Moins dilué dans la paranoïa fantastique que son futur Ministry of Fear, Man Hunt est de la part de Lang une œuvre implacable, et s’il faut la comparer à une œuvre d’Hitchcock de la période ce serait plutôt Lifeboat : les deux films partagent finalement l’idée de positionner l’Allemagne nazie avant tout comme révélateur des paradoxes et conflits des alliés, et de provoquer des retournement intérieurs en profondeur. Mais le film d’Hitchcock, aussi excellentissime soit-il, cède peut-être à un certain sadisme de cinéma avec son Allemand fascinant et manipulateur, lorsque Lang ne s’arrête pas à la séduction de son procédé et de sa forme, et semble dépasser le seul cinéma au niveau des arcanes de son récit. Il est intéressant à ce titre de constater certaines corrélations avec un autre film de Lang bien plus tard, et qui parait pourtant totalement différent : Moonfleet. Thorndike et Jeremy Fox partagent tous deux le fait d’être des faux jouisseurs finalement assez tristes, prisonniers de la mise à distance qu’ils ont instaurée avec leur propre personne, et se retrouvant confrontés à leurs logiques faîte de petits compromis et de fausses statures. Le passage dans le bateau avec le petit marin joué par Roddy McDowall est comme une préfiguration de John Mohune et de son regard d’enfant confiant posé sur des problématiques foncièrement adultes mais médiocres, au sein d’un faux film d’aventure encore une fois baigné dans une atmosphère tentaculaire plutôt que dans l’action. Surtout, George Sanders y réapparaît en double et mauvaise conscience du héros, pas si éloigné du personnage de Quinn Smith, figurant une élite aristocratique décadente et dangereuse. Le cinéaste qui achèvera sa filmographie sur un nouveau Mabuse n’en aura jamais terminé avec le mal…

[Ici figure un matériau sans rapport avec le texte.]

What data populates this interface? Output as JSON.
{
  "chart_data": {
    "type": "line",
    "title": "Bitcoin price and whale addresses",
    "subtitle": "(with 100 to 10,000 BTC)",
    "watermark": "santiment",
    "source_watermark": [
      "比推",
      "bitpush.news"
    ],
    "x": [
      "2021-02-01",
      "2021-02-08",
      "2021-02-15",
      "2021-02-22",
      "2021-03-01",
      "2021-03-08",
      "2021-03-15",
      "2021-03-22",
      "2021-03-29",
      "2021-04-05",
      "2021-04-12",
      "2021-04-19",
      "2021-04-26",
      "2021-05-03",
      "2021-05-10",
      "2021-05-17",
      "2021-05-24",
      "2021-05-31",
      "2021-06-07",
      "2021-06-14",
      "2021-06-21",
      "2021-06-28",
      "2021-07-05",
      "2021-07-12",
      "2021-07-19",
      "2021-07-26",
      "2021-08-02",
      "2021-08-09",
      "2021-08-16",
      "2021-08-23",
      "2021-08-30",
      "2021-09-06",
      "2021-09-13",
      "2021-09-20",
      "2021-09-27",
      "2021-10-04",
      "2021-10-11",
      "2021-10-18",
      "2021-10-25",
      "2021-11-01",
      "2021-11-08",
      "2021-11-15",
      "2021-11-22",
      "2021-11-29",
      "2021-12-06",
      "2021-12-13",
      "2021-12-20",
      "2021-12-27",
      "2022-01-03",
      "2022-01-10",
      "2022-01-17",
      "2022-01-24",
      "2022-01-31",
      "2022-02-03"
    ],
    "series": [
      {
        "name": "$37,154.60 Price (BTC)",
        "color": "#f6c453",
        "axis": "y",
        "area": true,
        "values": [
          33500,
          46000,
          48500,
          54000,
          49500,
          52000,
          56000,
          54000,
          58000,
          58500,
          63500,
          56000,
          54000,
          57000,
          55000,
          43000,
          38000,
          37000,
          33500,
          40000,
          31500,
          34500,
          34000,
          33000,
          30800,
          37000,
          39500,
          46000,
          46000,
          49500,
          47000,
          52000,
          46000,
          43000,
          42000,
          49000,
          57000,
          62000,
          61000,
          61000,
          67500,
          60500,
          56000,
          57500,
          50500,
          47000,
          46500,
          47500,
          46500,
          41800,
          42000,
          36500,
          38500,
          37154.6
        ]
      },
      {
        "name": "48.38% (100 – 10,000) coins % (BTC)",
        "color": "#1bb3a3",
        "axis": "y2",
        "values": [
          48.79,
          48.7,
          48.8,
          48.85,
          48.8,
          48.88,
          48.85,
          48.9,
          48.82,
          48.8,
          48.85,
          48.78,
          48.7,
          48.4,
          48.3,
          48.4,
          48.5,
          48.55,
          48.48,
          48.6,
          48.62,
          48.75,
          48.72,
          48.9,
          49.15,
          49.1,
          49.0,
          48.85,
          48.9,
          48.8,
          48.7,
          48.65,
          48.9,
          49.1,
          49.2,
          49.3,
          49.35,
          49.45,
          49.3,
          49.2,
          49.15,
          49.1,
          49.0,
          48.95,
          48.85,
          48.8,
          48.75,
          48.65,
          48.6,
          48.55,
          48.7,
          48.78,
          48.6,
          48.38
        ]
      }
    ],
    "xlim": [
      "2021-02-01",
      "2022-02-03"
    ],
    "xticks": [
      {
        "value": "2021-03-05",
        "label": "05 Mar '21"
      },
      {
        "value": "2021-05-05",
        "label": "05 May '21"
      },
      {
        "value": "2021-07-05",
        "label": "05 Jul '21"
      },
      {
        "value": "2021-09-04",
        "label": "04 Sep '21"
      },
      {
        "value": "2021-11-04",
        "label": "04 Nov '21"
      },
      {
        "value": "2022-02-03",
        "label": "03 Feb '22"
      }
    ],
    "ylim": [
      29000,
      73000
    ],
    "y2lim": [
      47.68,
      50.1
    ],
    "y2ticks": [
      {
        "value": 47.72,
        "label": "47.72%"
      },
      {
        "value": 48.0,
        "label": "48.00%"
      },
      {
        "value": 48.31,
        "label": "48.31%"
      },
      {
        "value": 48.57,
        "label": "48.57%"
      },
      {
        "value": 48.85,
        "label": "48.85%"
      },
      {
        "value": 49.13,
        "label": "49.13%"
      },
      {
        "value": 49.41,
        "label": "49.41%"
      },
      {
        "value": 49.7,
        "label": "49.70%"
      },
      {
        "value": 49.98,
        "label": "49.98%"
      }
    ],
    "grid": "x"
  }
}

(1) Eisenschitz Bernard, Fritz Lang au Travail, Editions de l’Etoile / Cahiers du Cinéma, 2011, p.154
(2) Fritz Lang en Amérique, entretien par Peter Bogdanovitch (1969), Editions de l’Etoile / Cahiers du Cinéma, 1990, p.56
Le Blu-ray / DVD
Sidonis propose le retour de ce titre dans les bacs en blu-ray et dvd le 3 février, après une première sortie en octobre 2013. Très belle copie qui sert parfaitement la belle photo d’Arthur Miller. Deux suppléments de qualités : les croquis en musique réalisé par le chef décorateur pour les scènes les plus emblématiques du films, et une conversation passionnante d’une heure autour du film entre Patrick Brion (M. Cinéma de Minuit ), habitué des bonus de l’éditeur, et l’excellent Bernard Eisenschitz. Voici le genre de complément qu’on aimerait voir plus souvent, qui se révèle bien plus instructif que beaucoup de petits making-of improvisés.